Tag Archives: Cardiac Rehab

New Ontario hotline for complaints about extra billing

Have you been illegally charged for a public health service that should have been insured under the Ontario Health Insurance Plan (OHIP)?

Yesterday the Ontario government launched a phone line and e-mail address for complaints about extra billing.

In its release, the government says there were 189 new investigations into illegal billing in 2010/11. Since 2007, about $1.3 million in illegal billing has been recovered either through reimbursements or cancellation of charges. This is on a $47 billion a year public health system.

For the average patient, figuring out whether their service should be covered or not will be a challenge, with health care providers deciding what is medically necessary and what is theoretically voluntary.

In the examples the government gives on its web site, it suggests that block fees are acceptable if payment is voluntary, does not cover insured services, and must be for a specific period of time. Users must also be given the option to pay for services that are not insured on a per-use basis.

The Ontario Health Coalition issued a release yesterday applauding the crackdown on extra billing.

“We are asking each of the provincial political party leaders to make a clear commitment to roll back the expansion of for-profit clinics and institutions, the majority of which charge patients illegal fees and undermine public Medicare in Canada,” says Natalie Mehra, Director of the Ontario Health Coalition.

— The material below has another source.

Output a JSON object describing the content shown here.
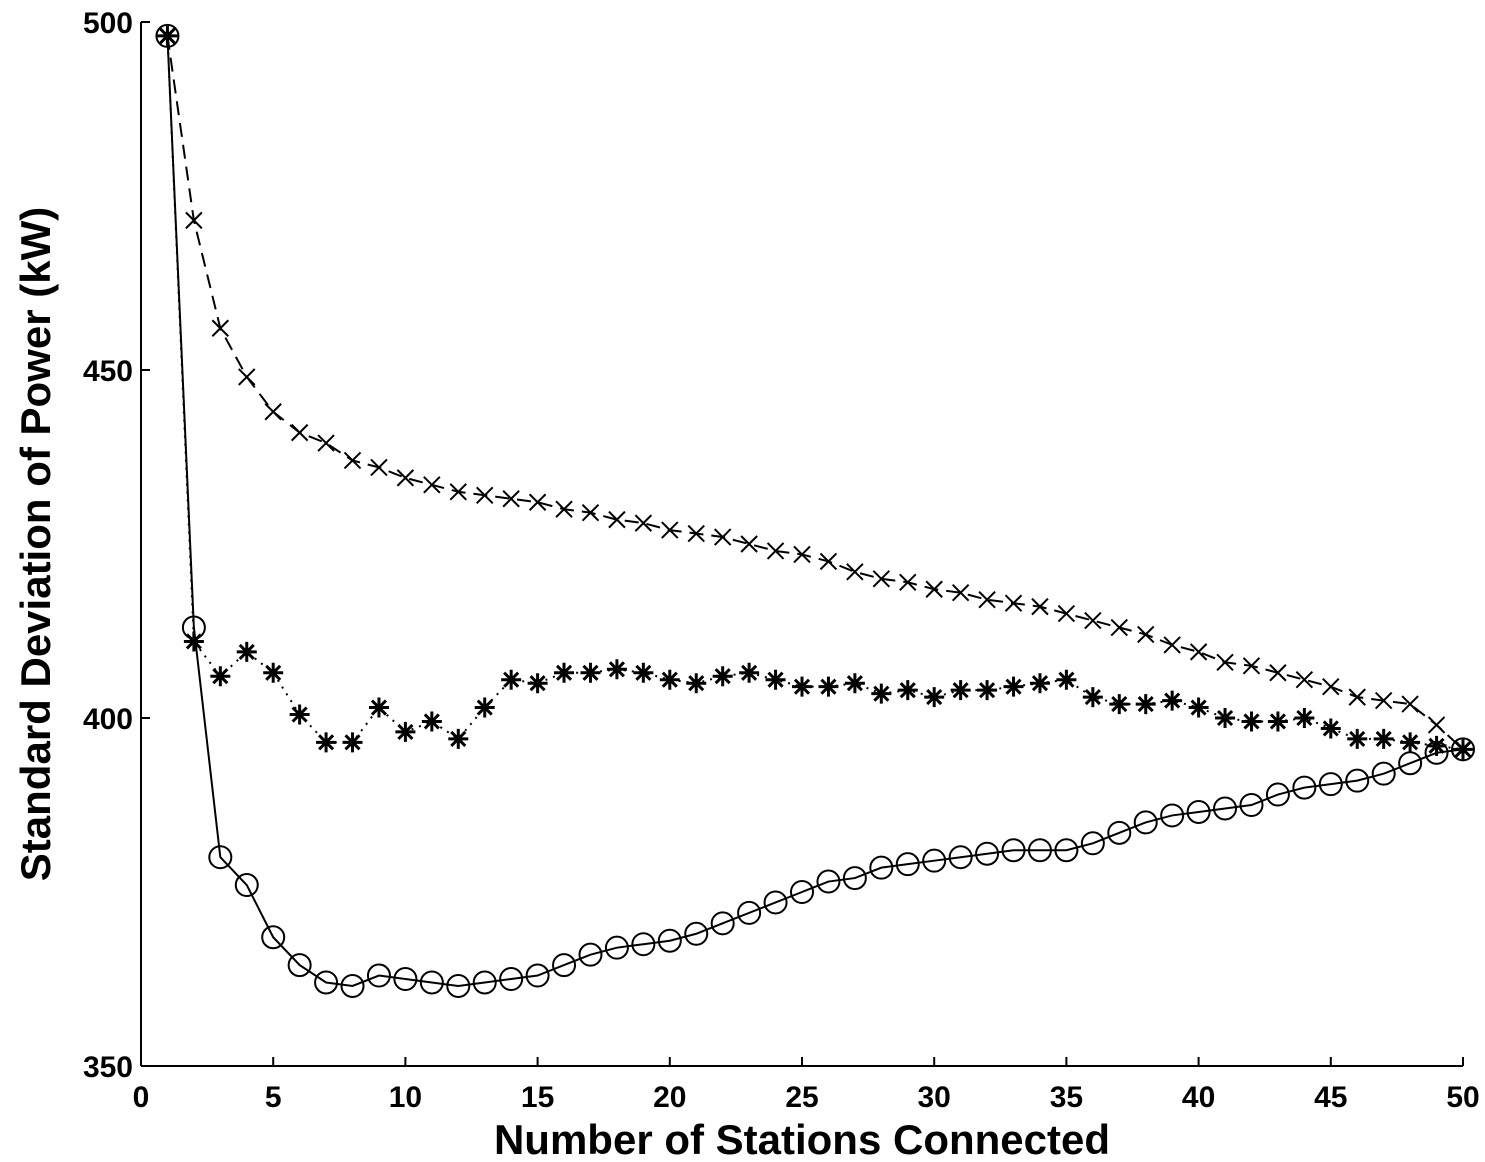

Recently OPSEU raised the question of Rouge Valley Health System charging a block fee of $500 for patients in their cardiac rehab program who wish to continue past six months. The fee is not broken out by type of service, such as access to the indoor track and exercise equipment, stress tests or ongoing counselling.

Under the Canada Health Act, hospital services are insured health services. The Act defines hospital insured services as services provided to in-patients or out-patients at a hospital, if the services are medically necessary for the purpose of maintaining health, preventing disease or diagnosing or treating an injury, illness or disability. It would be difficult for a hospital to maintain that cardiac rehab is not medically necessary for the purpose of maintaining health.

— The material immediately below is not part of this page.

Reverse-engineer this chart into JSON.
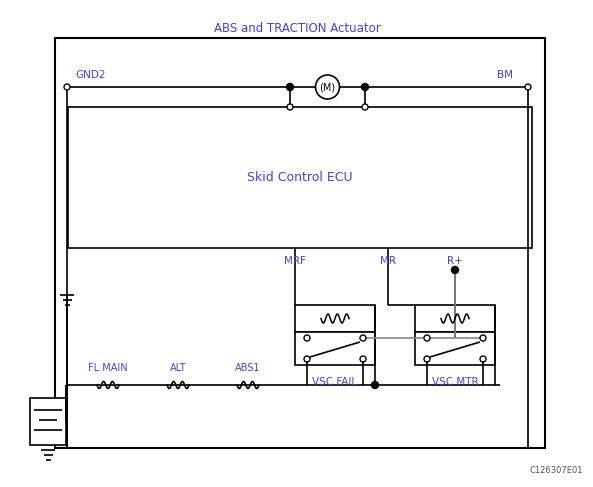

It is particularly difficult for Rouge to maintain these are not covered services when its new partner in the program is Lakeridge Health, which provides a year-long cardiac rehab program.

Will the government order Rouge Valley to reimburse the $500? We can only wait and see.

To access the phone line: Call 1-888-662-6613

Or e-mail complaints to: protectpublichealthcare@ontario.ca

Rouge Valley doubles parking costs for cardiac rehab patients

Where do you draw the line when it comes to user fees at hospitals?

At Rouge Valley Health Centre participants in the cardiac rehab program are upset that the hospital is changing the rules on parking. Whereas it used to cost $8 per day for cardiac rehab patients, it will now double to $16 per day.

This is on top of $500 per year they pay to continue in the program past six months. That $500 does cover access to the hospitals indoor track and exercise machines, but it also covers access to a dietician, stress tests, and other health-related activities. The hospital will likely argue that the $500 covers the exercise portion, but given it charges for the entire program, this would appear to be a direct violation of the Canada Health Act.

Recently Rouge Valley’s cardiac rehab program merged with Lakeridge Health’s program. At Rouge they charge beyond the six month period. At Lakeridge it is covered. The question is, are they also going to merge policies, forcing patients in Durham to now pay for what was once covered?

Under the Canada Health Act, hospitals are not allowed to charge for health services.

The cardiac rehab program is a successful model that dramatically reduces the mortality rate for patients who are coping with heart disease. By placing a fee for these services and doubling parking fees, this discourages patients of limited means from continuing on with the program. With parking, continuing past six months means a cost of $1300 per year. Given many of these individuals are elderly and on a fixed income, this is a hefty price to pay.

For those who come three times a week for cancer treatments, this change in parking fees also means a jump to $52 per week.

The government talks a good line when it comes to preventative care. But if hospitals are going to place considerable obstacles to participating in preventative programs like this, then it will cost us all much more in the long term.

Rouge Valley should not be trying to balance its budget on individuals battling heart disease and cancer.